For investors that count on income from dividends, 2017 and 2018 were blockbuster years. Payouts jumped 8% and 9.8%, respectively — hitting record highs.

But as the global economy has slowed, dividend growth has come back down to Earth.

“We have been cautioning investors all year that the rapid income growth they have enjoyed over the last couple of years was set to return to more normal levels,” asset manager Janus Henderson said in a report released Monday.

The firm found that softness in the global economy is beginning to hit corporate earnings, and thus dividends. The trend began in the second quarter and seeped into the third. While the firm hasn’t finalized its 2020 outlook, it expects more of the same next year.

“We’ve just got a very low growth, lackluster economic environment,” Jane Shoemake, investment director of global equity income, told me.

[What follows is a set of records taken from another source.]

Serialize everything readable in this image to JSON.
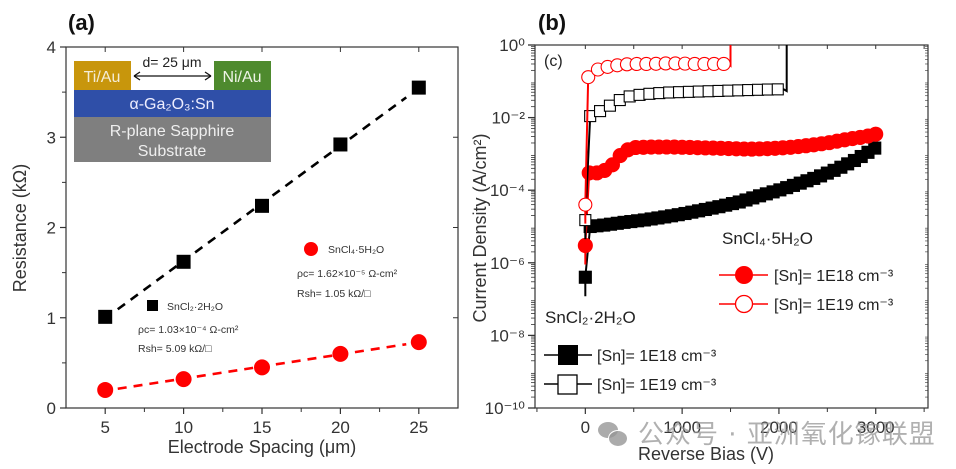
{
  "chart_data": [
    {
      "id": "a",
      "type": "scatter",
      "panel_label": "(a)",
      "title": "",
      "xlabel": "Electrode Spacing (μm)",
      "ylabel": "Resistance (kΩ)",
      "xlim": [
        2.5,
        27.5
      ],
      "ylim": [
        0,
        4
      ],
      "xticks": [
        5,
        10,
        15,
        20,
        25
      ],
      "yticks": [
        0,
        1,
        2,
        3,
        4
      ],
      "grid": false,
      "x": [
        5,
        10,
        15,
        20,
        25
      ],
      "series": [
        {
          "name": "SnCl2·2H2O",
          "marker": "square-filled",
          "color": "#000000",
          "fit": "dashed",
          "values": [
            1.01,
            1.62,
            2.24,
            2.92,
            3.55
          ],
          "annotation": {
            "label": "SnCl₂·2H₂O",
            "rho_c": "ρc= 1.03×10⁻⁴ Ω-cm²",
            "r_sh": "Rsh= 5.09 kΩ/□"
          }
        },
        {
          "name": "SnCl4·5H2O",
          "marker": "circle-filled",
          "color": "#ff0000",
          "fit": "dashed",
          "values": [
            0.2,
            0.32,
            0.45,
            0.6,
            0.73
          ],
          "annotation": {
            "label": "SnCl₄·5H₂O",
            "rho_c": "ρc= 1.62×10⁻⁵ Ω-cm²",
            "r_sh": "Rsh= 1.05 kΩ/□"
          }
        }
      ],
      "inset": {
        "left_contact": "Ti/Au",
        "right_contact": "Ni/Au",
        "spacing": "d= 25 μm",
        "layer": "α-Ga₂O₃:Sn",
        "substrate_line1": "R-plane Sapphire",
        "substrate_line2": "Substrate",
        "colors": {
          "ti_au": "#c8960c",
          "ni_au": "#4e8a2e",
          "ga2o3": "#2f4fa8",
          "substrate": "#7f7f7f"
        }
      }
    },
    {
      "id": "b",
      "type": "line",
      "panel_label": "(b)",
      "inner_label": "(c)",
      "title": "",
      "xlabel": "Reverse Bias (V)",
      "ylabel": "Current Density (A/cm²)",
      "yscale": "log",
      "xlim": [
        -520,
        3540
      ],
      "ylim": [
        1e-10,
        1
      ],
      "xticks": [
        0,
        1000,
        2000,
        3000
      ],
      "yticks": [
        "10⁰",
        "10⁻²",
        "10⁻⁴",
        "10⁻⁶",
        "10⁻⁸",
        "10⁻¹⁰"
      ],
      "ytick_values": [
        1,
        0.01,
        0.0001,
        1e-06,
        1e-08,
        1e-10
      ],
      "grid": false,
      "series": [
        {
          "name": "SnCl4·5H2O [Sn]= 1E19 cm-3",
          "marker": "circle-open",
          "color": "#ff0000",
          "breakdown_V": 1500,
          "points": [
            [
              0,
              4e-05
            ],
            [
              30,
              0.13
            ],
            [
              100,
              0.2
            ],
            [
              200,
              0.24
            ],
            [
              300,
              0.27
            ],
            [
              400,
              0.29
            ],
            [
              500,
              0.3
            ],
            [
              600,
              0.3
            ],
            [
              700,
              0.3
            ],
            [
              800,
              0.31
            ],
            [
              900,
              0.31
            ],
            [
              1000,
              0.31
            ],
            [
              1100,
              0.3
            ],
            [
              1200,
              0.3
            ],
            [
              1300,
              0.3
            ],
            [
              1400,
              0.3
            ],
            [
              1480,
              0.3
            ]
          ]
        },
        {
          "name": "SnCl2·2H2O [Sn]= 1E19 cm-3",
          "marker": "square-open",
          "color": "#000000",
          "breakdown_V": 2080,
          "points": [
            [
              0,
              1.5e-05
            ],
            [
              50,
              0.011
            ],
            [
              150,
              0.015
            ],
            [
              250,
              0.021
            ],
            [
              350,
              0.03
            ],
            [
              450,
              0.038
            ],
            [
              550,
              0.042
            ],
            [
              650,
              0.045
            ],
            [
              750,
              0.047
            ],
            [
              850,
              0.049
            ],
            [
              950,
              0.05
            ],
            [
              1050,
              0.051
            ],
            [
              1150,
              0.052
            ],
            [
              1250,
              0.053
            ],
            [
              1350,
              0.054
            ],
            [
              1450,
              0.055
            ],
            [
              1550,
              0.056
            ],
            [
              1650,
              0.057
            ],
            [
              1750,
              0.058
            ],
            [
              1850,
              0.059
            ],
            [
              1950,
              0.06
            ],
            [
              2050,
              0.06
            ]
          ]
        },
        {
          "name": "SnCl4·5H2O [Sn]= 1E18 cm-3",
          "marker": "circle-filled",
          "color": "#ff0000",
          "points": [
            [
              0,
              3e-06
            ],
            [
              40,
              0.0003
            ],
            [
              120,
              0.0003
            ],
            [
              200,
              0.00035
            ],
            [
              280,
              0.0005
            ],
            [
              360,
              0.0009
            ],
            [
              440,
              0.0013
            ],
            [
              520,
              0.0015
            ],
            [
              700,
              0.00155
            ],
            [
              900,
              0.00155
            ],
            [
              1100,
              0.0015
            ],
            [
              1300,
              0.00145
            ],
            [
              1500,
              0.0014
            ],
            [
              1700,
              0.00135
            ],
            [
              1900,
              0.0014
            ],
            [
              2100,
              0.0015
            ],
            [
              2300,
              0.0017
            ],
            [
              2500,
              0.002
            ],
            [
              2700,
              0.0025
            ],
            [
              2900,
              0.003
            ],
            [
              3000,
              0.0035
            ]
          ]
        },
        {
          "name": "SnCl2·2H2O [Sn]= 1E18 cm-3",
          "marker": "square-filled",
          "color": "#000000",
          "points": [
            [
              0,
              4e-07
            ],
            [
              50,
              1e-05
            ],
            [
              200,
              1.1e-05
            ],
            [
              400,
              1.3e-05
            ],
            [
              600,
              1.5e-05
            ],
            [
              800,
              1.8e-05
            ],
            [
              1000,
              2.2e-05
            ],
            [
              1200,
              2.8e-05
            ],
            [
              1400,
              3.6e-05
            ],
            [
              1600,
              4.8e-05
            ],
            [
              1800,
              7e-05
            ],
            [
              2000,
              0.0001
            ],
            [
              2200,
              0.00015
            ],
            [
              2400,
              0.00023
            ],
            [
              2600,
              0.00038
            ],
            [
              2800,
              0.0007
            ],
            [
              3000,
              0.0015
            ]
          ]
        }
      ],
      "legend": {
        "group1_title": "SnCl₄·5H₂O",
        "group1_items": [
          "[Sn]= 1E18 cm⁻³",
          "[Sn]= 1E19 cm⁻³"
        ],
        "group2_title": "SnCl₂·2H₂O",
        "group2_items": [
          "[Sn]= 1E18 cm⁻³",
          "[Sn]= 1E19 cm⁻³"
        ],
        "placement": "bottom"
      }
    }
  ],
  "watermark": "公众号 · 亚洲氧化镓联盟"
}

Shoemake pointed out that even in this environment, companies “are still generating some decent cash.” Energy companies that restructured their operations when oil prices were lower, for example, have fed recent growth.

The numbers: Janus Henderson expects dividend payouts to rise 3.9% in 2019 compared to last year. They’re still forecast to hit a record $1.43 trillion.

The big picture: In 2017, the world experienced synchronized economic growth, while 2018’s corporate earnings bonanza was fed by the sugar high of US tax cuts. That wasn’t going to last forever. Economic growth may continue to grind higher, but the easy returns of recent years are getting harder to come by. Stock buybacks are also slowing.

Aramco’s more modest IPO could still dethrone Alibaba

Saudi Arabia thinks its massive oil monopoly is worth as much as $1.7 trillion — below the $2 trillion price tag said to be sought by Crown Prince Mohammad bin Salman, but high enough to pave the wave for a record IPO before the end of the year.

On Sunday, Saudi Aramco said it was aiming to sell 1.5% of its 200 billion shares in a partial privatization for between 30 riyals ($8) and 32 riyals ($8.53) each.

At the higher price, Aramco would notch the largest IPO on record. It would raise more than $25 billion, taking the crown from Alibaba’s public debut in 2014.

That’s not all. At a valuation between $1.6 trillion and $1.7 trillion, Aramco would be the most valuable company in the world. Right now that title belongs to Apple, worth $1.18 trillion.

That victory, however, is overshadowed by the fact that the IPO is more modest than initially advertised. Low oil prices, the climate crisis and geopolitical risk have raised skepticism among international investors, and could force the Saudi kingdom to rely on rich local families, sympathetic sovereign wealth funds or major customers such as China signing up for shares.

Up next: The share price will be set on December 5, with trading on the Saudi stock exchange expected to start later that month.

Stocks are in vogue once again

In August, the world’s largest wealth manager told clients it was time to sell stocks — the first time since the eurozone crisis that it had given this advice.

Now UBS is backing off its bearish warning. It’s further evidence of the recent mindset among investors that slowing economic growth doesn’t indicate a looming recession, giving stocks more runtime to push higher.

The bank now thinks equities should make up a standard proportion of investors’ portfolios. That’s not exactly a bullish position, but it’s far less gloomy.

Mark Haefele, UBS Global Wealth Management’s chief investment officer, pointed to four reasons the bank is more optimistic in a recent note to clients: 1) Progress in US-China trade negotiations, 2) increased stimulus from central banks, 3) more reasonable expectations for corporate earnings, and 4) tentative signs that the economy is stabilizing.

Preventing an outright bullish stance is uncertainty on trade. “Of course we need to acknowledge that geopolitical gains can swiftly evaporate,” Haefele wrote, noting that President Donald Trump claims that he hasn’t “agreed to anything” with China.

Up next

US capital flows data for September arrives at 4 p.m. ET.

Coming tomorrow: Fresh data on the US housing market.